This paper was published originally in 1983 by the legendary folks from the Xerox Palo Alto Research Center. The hints and tips should sound familiar but it’s interesting to notice the layer the author is talking about, these guys were designing at very low level. The fact that the same rules apply now it’s remarkable. It turns out breaking up a system into the right abstraction with a good interface it’s rather hard.
The author breaks up the hints into three main categories:
- Functionality
- Speed
- Fault Tolerance
The need for speed must have been critical back in the 80’s. It still important today, I remember reading somewhere that an increase in latency of 200ms for load time in a retail page results in something crazy like 10% less orders. That translates to millions when you operate at large scale.
The paper reads like an intimate blog posts instead of an academic article. The guys are Palo Alto must have been very comfortable to write in an informal manner, which I don’t mind at all.
This is a Summary of their findings:
Functionality
- Keep it simple. Do one thing at the time, and do it well. Get it right and get it fast.
- Don’t hide power
- Hide implementation details
- Leave it to the client. (don’t make assumptions for the user and let her compose the functionality she wants from your building blocks)
- Continuity: Keep basic interfaces stable.
- Plan to throw one away
- Handle normal and worst cases separately
Speed
- Make the most common case fast. Don’t make the average user pay for the worst case.
- Split resources
- Use static analysis
- Cache answers
- Use hints (?) to speed up normal execution. (that was interesting)
- When in doubt use brute force
- Compute in background
- Use batch processing if possible
- Safety first
- Shed load (so applicable today in large distributed services)
Fault Tolerance
- Test End-to-End
- Log updates (Today it would be, log all state changes)

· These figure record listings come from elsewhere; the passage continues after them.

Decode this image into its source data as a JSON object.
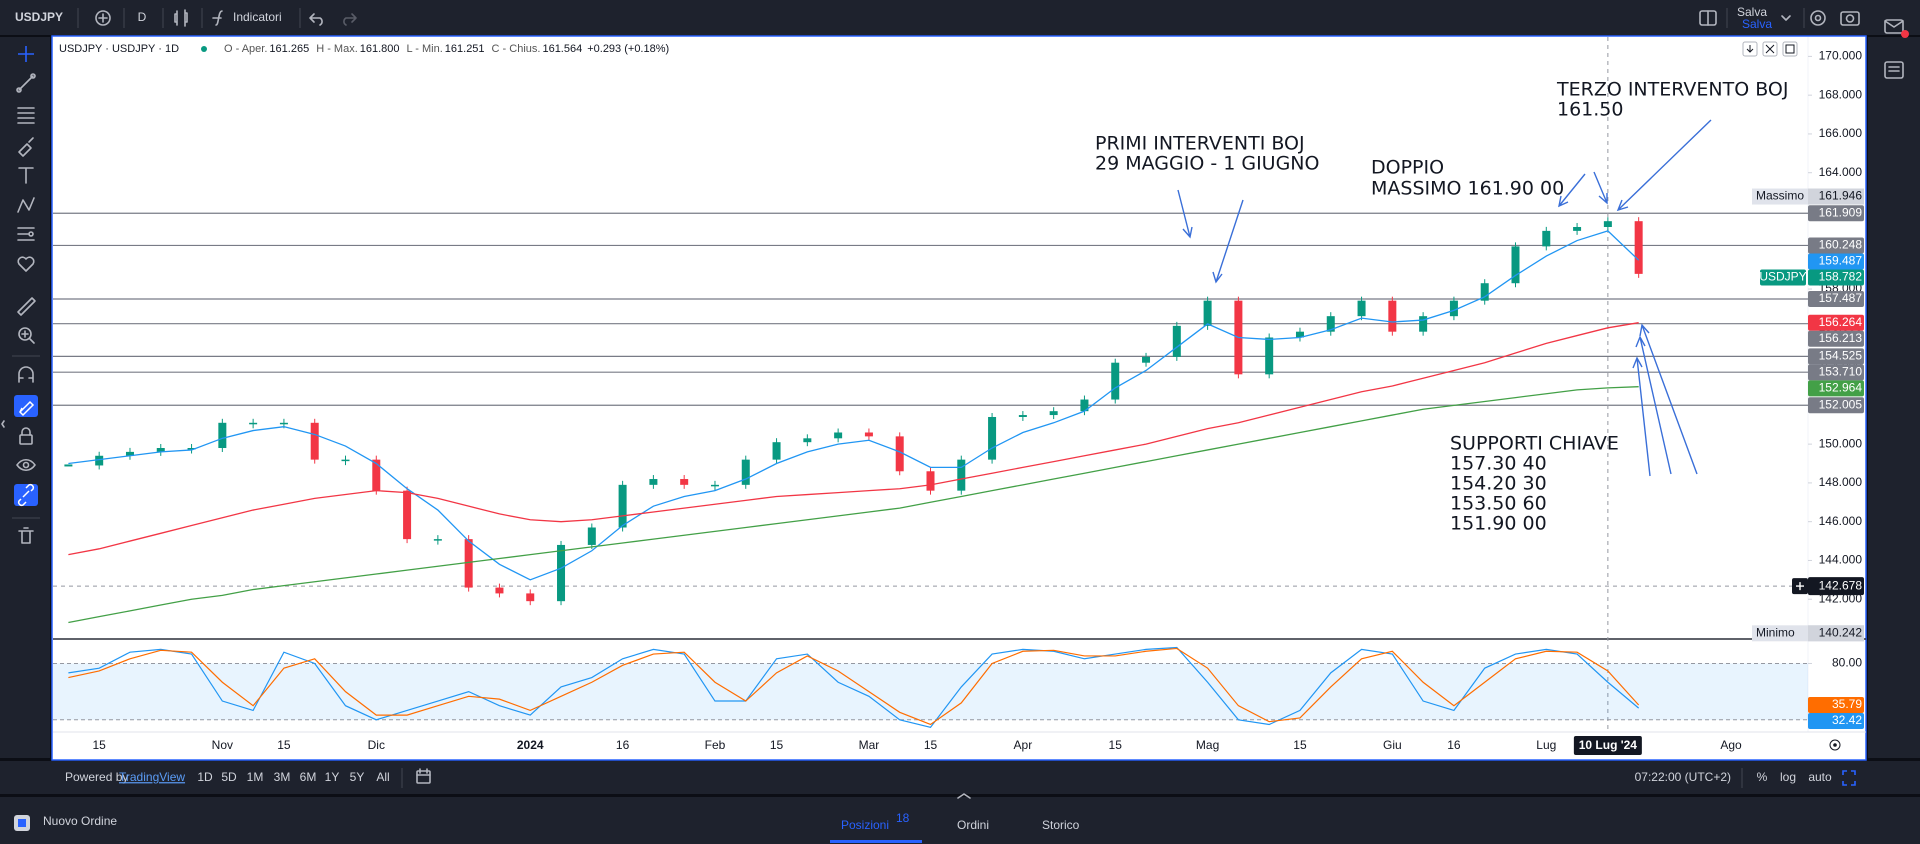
{
  "toolbar": {
    "symbol": "USDJPY",
    "interval": "D",
    "indicators": "Indicatori",
    "save": "Salva",
    "save_sub": "Salva"
  },
  "legend": {
    "title": "USDJPY · USDJPY · 1D",
    "items": [
      "O - Aper.",
      "161.265",
      "H - Max.",
      "161.800",
      "L - Min.",
      "161.251",
      "C - Chius.",
      "161.564",
      "+0.293 (+0.18%)"
    ]
  },
  "annotations": [
    [
      "PRIMI INTERVENTI BOJ",
      "29 MAGGIO - 1 GIUGNO"
    ],
    [
      "DOPPIO",
      "MASSIMO 161.90 00"
    ],
    [
      "TERZO INTERVENTO BOJ",
      "161.50"
    ],
    [
      "SUPPORTI CHIAVE",
      "157.30 40",
      "154.20 30",
      "153.50 60",
      "151.90 00"
    ]
  ],
  "chart_data": [
    {
      "type": "line",
      "categories": [
        null,
        "15",
        null,
        null,
        null,
        "Nov",
        null,
        "15",
        null,
        null,
        "Dic",
        null,
        null,
        null,
        null,
        "2024",
        null,
        null,
        "16",
        null,
        null,
        "Feb",
        null,
        "15",
        null,
        null,
        "Mar",
        null,
        "15",
        null,
        null,
        "Apr",
        null,
        null,
        "15",
        null,
        null,
        "Mag",
        null,
        null,
        "15",
        null,
        null,
        "Giu",
        null,
        "16",
        null,
        null,
        "Lug",
        null,
        null,
        null,
        null,
        null,
        "Ago",
        null,
        null
      ],
      "series": [
        {
          "style": "candles",
          "color": "#089981",
          "down_color": "#f23645",
          "values": [
            148.9,
            149.4,
            149.6,
            149.8,
            149.8,
            151.1,
            151.1,
            151.1,
            149.2,
            149.2,
            147.6,
            145.1,
            145.1,
            142.6,
            142.3,
            141.9,
            144.8,
            145.7,
            147.9,
            148.2,
            147.9,
            147.9,
            149.2,
            150.1,
            150.3,
            150.6,
            150.4,
            148.6,
            147.6,
            149.2,
            151.4,
            151.5,
            151.7,
            152.3,
            154.2,
            154.5,
            156.1,
            157.4,
            153.6,
            155.5,
            155.8,
            156.6,
            157.4,
            155.8,
            156.6,
            157.4,
            158.3,
            160.2,
            161.0,
            161.2,
            161.5,
            158.782,
            null,
            null,
            null,
            null,
            null
          ]
        },
        {
          "style": "line",
          "color": "#2196f3",
          "values": [
            149.0,
            149.2,
            149.4,
            149.6,
            149.7,
            150.3,
            150.7,
            150.9,
            150.5,
            149.9,
            149.0,
            147.7,
            146.6,
            145.0,
            143.8,
            143.0,
            143.6,
            144.5,
            145.8,
            146.8,
            147.3,
            147.6,
            148.2,
            149.0,
            149.6,
            150.0,
            150.2,
            149.6,
            148.8,
            148.8,
            149.8,
            150.6,
            151.1,
            151.7,
            152.9,
            153.8,
            155.0,
            156.2,
            155.5,
            155.4,
            155.5,
            155.9,
            156.5,
            156.3,
            156.4,
            156.9,
            157.6,
            158.7,
            159.7,
            160.5,
            161.0,
            159.487,
            null,
            null,
            null,
            null,
            null
          ]
        },
        {
          "style": "line",
          "color": "#f23645",
          "values": [
            144.3,
            144.6,
            145.0,
            145.4,
            145.8,
            146.2,
            146.6,
            146.9,
            147.2,
            147.4,
            147.6,
            147.5,
            147.2,
            146.8,
            146.4,
            146.1,
            146.0,
            146.1,
            146.3,
            146.5,
            146.7,
            146.9,
            147.1,
            147.3,
            147.4,
            147.5,
            147.6,
            147.7,
            147.9,
            148.2,
            148.5,
            148.8,
            149.1,
            149.4,
            149.7,
            150.0,
            150.4,
            150.8,
            151.1,
            151.5,
            151.9,
            152.3,
            152.7,
            153.0,
            153.4,
            153.8,
            154.2,
            154.7,
            155.2,
            155.6,
            156.0,
            156.264,
            null,
            null,
            null,
            null,
            null
          ]
        },
        {
          "style": "line",
          "color": "#43a047",
          "values": [
            140.8,
            141.1,
            141.4,
            141.7,
            142.0,
            142.2,
            142.5,
            142.7,
            142.9,
            143.1,
            143.3,
            143.5,
            143.7,
            143.9,
            144.1,
            144.3,
            144.5,
            144.7,
            144.9,
            145.1,
            145.3,
            145.5,
            145.7,
            145.9,
            146.1,
            146.3,
            146.5,
            146.7,
            147.0,
            147.3,
            147.6,
            147.9,
            148.2,
            148.5,
            148.8,
            149.1,
            149.4,
            149.7,
            150.0,
            150.3,
            150.6,
            150.9,
            151.2,
            151.5,
            151.8,
            152.0,
            152.2,
            152.4,
            152.6,
            152.8,
            152.9,
            152.964,
            null,
            null,
            null,
            null,
            null
          ]
        }
      ],
      "ylim": [
        140,
        171
      ],
      "yticks": [
        {
          "value": 142,
          "label": "142.000"
        },
        {
          "value": 144,
          "label": "144.000"
        },
        {
          "value": 146,
          "label": "146.000"
        },
        {
          "value": 148,
          "label": "148.000"
        },
        {
          "value": 150,
          "label": "150.000"
        },
        {
          "value": 152,
          "label": "152.000"
        },
        {
          "value": 154,
          "label": "154.000"
        },
        {
          "value": 156,
          "label": "156.000"
        },
        {
          "value": 158,
          "label": "158.000"
        },
        {
          "value": 160,
          "label": "160.000"
        },
        {
          "value": 162,
          "label": "162.000"
        },
        {
          "value": 164,
          "label": "164.000"
        },
        {
          "value": 166,
          "label": "166.000"
        },
        {
          "value": 168,
          "label": "168.000"
        },
        {
          "value": 170,
          "label": "170.000"
        }
      ],
      "grid": false,
      "hlines": [
        {
          "value": 161.909,
          "label": "161.909"
        },
        {
          "value": 160.248,
          "label": "160.248"
        },
        {
          "value": 157.487,
          "label": "157.487"
        },
        {
          "value": 156.213,
          "label": "156.213"
        },
        {
          "value": 154.525,
          "label": "154.525"
        },
        {
          "value": 153.71,
          "label": "153.710"
        },
        {
          "value": 152.005,
          "label": "152.005"
        }
      ],
      "extremes": {
        "high": {
          "label": "Massimo",
          "value": 161.946
        },
        "low": {
          "label": "Minimo",
          "value": 140.242
        }
      },
      "crosshair": {
        "date": "10 Lug '24",
        "price": {
          "value": 142.678,
          "label": "142.678"
        }
      }
    },
    {
      "type": "line",
      "series": [
        {
          "color": "#2196f3",
          "values": [
            70,
            75,
            92,
            95,
            90,
            40,
            30,
            92,
            80,
            35,
            20,
            30,
            40,
            50,
            35,
            25,
            55,
            65,
            85,
            95,
            90,
            40,
            40,
            85,
            90,
            60,
            45,
            20,
            12,
            55,
            90,
            95,
            93,
            85,
            90,
            95,
            97,
            60,
            20,
            15,
            30,
            70,
            95,
            90,
            40,
            30,
            75,
            90,
            95,
            90,
            60,
            32.42,
            null,
            null,
            null,
            null,
            null
          ]
        },
        {
          "color": "#ff6d00",
          "values": [
            65,
            72,
            85,
            94,
            92,
            60,
            35,
            75,
            85,
            50,
            25,
            25,
            35,
            45,
            42,
            30,
            45,
            60,
            78,
            90,
            92,
            60,
            40,
            70,
            88,
            72,
            50,
            28,
            15,
            38,
            80,
            93,
            94,
            88,
            88,
            93,
            96,
            75,
            35,
            18,
            22,
            55,
            85,
            93,
            60,
            35,
            60,
            85,
            93,
            92,
            72,
            35.79,
            null,
            null,
            null,
            null,
            null
          ]
        }
      ],
      "ylim": [
        7,
        105
      ],
      "yticks": [
        {
          "value": 80,
          "label": "80.00"
        }
      ],
      "band": [
        20,
        80
      ]
    }
  ],
  "bottom_bar": {
    "powered": "Powered by",
    "brand": "TradingView",
    "ranges": [
      "1D",
      "5D",
      "1M",
      "3M",
      "6M",
      "1Y",
      "5Y",
      "All"
    ],
    "clock": "07:22:00 (UTC+2)",
    "options": [
      "%",
      "log",
      "auto"
    ]
  },
  "footer": {
    "order": "Nuovo Ordine",
    "tabs": [
      "Posizioni",
      "Ordini",
      "Storico"
    ],
    "positions_count": "18"
  }
}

- Make actions atomic or restartable (+1)
Conclusion
This paper is a classic and a must read for all of us striving to build complex systems. The examples provided after each hint it’s what makes the paper a good read, they are fascinating that the words feel familiar but the systems the author mentions are still around today (Unix and its utilities) if not the same implementation, the same desing and architecture are still with us and still kicking. It feels like those things NEVER fail, never have bugs and were designed by perfect engineers, but that’s obviously not the case. The author make the case that good engineers can achieve more with less, more performance with less powerful hardware, but my view is the opposite, engineers are people and will make mistakes and our systems have to be able to tolerate failures.